Report and case studies
The attached report – How creativity and culture is supporting shielding and vulnerable people at home during Covid-19 – is based on case studies of almost 50 projects in England and Wales, all of whom have created new programmes or adapted existing work to reach people who are shielding or vulnerable in their homes. You can hear more about the report and this work in this recording of the 16 July webinar for the All-Party Parliamentary Group for Arts, Health & Wellbeing.
The report is intended to bring to light the scope, breadth and reach of the work that cultural and creative organisations and individuals have been doing since lockdown to reach the most vulnerable in our communities, and the immense creativity and care with which this work has been designed.

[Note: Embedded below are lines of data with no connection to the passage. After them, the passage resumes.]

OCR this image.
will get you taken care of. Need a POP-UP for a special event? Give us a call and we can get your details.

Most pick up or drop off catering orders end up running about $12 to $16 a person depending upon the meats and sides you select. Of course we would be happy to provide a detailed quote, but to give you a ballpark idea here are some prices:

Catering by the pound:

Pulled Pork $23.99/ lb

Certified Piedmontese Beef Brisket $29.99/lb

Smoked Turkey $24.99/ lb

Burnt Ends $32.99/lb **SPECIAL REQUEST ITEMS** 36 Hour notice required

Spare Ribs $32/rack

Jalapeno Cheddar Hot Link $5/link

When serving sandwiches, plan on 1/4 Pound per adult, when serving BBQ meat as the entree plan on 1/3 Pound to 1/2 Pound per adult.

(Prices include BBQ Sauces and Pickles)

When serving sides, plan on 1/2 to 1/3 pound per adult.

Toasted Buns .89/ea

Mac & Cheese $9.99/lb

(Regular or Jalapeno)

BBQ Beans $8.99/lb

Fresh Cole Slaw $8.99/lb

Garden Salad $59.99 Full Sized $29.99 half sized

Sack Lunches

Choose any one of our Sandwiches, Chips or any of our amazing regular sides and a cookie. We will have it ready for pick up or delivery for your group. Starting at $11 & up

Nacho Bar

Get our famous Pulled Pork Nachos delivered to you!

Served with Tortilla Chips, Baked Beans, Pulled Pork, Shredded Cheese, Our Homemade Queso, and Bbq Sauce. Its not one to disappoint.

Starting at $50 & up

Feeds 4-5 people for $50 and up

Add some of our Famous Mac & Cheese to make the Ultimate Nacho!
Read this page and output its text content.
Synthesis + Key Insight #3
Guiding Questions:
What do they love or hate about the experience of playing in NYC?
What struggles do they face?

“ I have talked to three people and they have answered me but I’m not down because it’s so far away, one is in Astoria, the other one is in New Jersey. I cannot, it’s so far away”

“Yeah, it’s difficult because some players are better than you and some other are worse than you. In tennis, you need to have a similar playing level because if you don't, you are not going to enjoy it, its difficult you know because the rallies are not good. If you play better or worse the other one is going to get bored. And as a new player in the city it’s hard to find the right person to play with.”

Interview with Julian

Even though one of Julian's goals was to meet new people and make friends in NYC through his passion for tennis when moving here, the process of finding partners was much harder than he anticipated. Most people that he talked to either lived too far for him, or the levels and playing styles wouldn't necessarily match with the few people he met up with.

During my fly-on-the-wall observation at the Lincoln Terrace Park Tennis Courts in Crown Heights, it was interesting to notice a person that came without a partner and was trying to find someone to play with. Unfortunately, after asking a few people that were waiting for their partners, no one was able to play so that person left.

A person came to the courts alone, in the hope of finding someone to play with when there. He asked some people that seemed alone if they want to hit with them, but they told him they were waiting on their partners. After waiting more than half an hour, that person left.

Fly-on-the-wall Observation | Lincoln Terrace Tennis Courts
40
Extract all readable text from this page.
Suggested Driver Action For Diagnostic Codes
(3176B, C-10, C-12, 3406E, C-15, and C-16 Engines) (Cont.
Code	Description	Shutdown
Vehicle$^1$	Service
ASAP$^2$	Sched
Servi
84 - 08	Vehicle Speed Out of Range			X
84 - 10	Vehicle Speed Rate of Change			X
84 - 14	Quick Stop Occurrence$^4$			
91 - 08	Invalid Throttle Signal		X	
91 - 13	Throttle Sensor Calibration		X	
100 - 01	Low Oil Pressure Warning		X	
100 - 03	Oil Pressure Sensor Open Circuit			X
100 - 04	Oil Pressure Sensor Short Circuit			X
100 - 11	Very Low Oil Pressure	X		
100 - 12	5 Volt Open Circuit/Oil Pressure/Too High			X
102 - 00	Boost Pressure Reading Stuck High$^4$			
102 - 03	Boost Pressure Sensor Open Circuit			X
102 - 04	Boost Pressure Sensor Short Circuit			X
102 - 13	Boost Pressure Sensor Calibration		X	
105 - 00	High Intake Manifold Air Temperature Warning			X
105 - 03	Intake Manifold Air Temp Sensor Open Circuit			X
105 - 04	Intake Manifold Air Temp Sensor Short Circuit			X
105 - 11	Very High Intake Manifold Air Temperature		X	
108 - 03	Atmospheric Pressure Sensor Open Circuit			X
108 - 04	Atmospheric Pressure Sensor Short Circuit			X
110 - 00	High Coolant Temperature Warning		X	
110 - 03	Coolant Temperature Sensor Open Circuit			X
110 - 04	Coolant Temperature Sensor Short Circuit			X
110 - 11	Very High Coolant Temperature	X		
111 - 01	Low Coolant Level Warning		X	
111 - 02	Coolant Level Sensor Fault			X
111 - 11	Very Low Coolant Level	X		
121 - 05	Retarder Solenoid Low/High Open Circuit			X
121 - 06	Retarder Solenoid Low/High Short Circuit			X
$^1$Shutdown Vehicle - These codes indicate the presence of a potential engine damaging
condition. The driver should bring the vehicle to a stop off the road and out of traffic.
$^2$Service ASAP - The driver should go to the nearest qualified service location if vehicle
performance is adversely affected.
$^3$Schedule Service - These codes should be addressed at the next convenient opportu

“Creative Care packages have been sent to some of our most vulnerable families and have proved to be a lifeline to those that are engaging with them... Many, many thanks to all involved in bringing this opportunity to our community.” (Cambridge Curiosity & Imagination’s Creative Care programme)
Almost all of the case studies in this report were undertaken in partnership – with local government, health, and/or third sector partners. It is this collaborative approach, together with a commitment to building responsive projects from the ground up, that has supported people’s creativity at the height of a national crisis. The skills, time and energy required for this work are undervalued, however. We hope this report will help us learn from what has worked during the crisis; and that it will help make the case for comprehensive financial and infrastructural support for work that will be as vital to our recovery as it has been a lifeline during lockdown.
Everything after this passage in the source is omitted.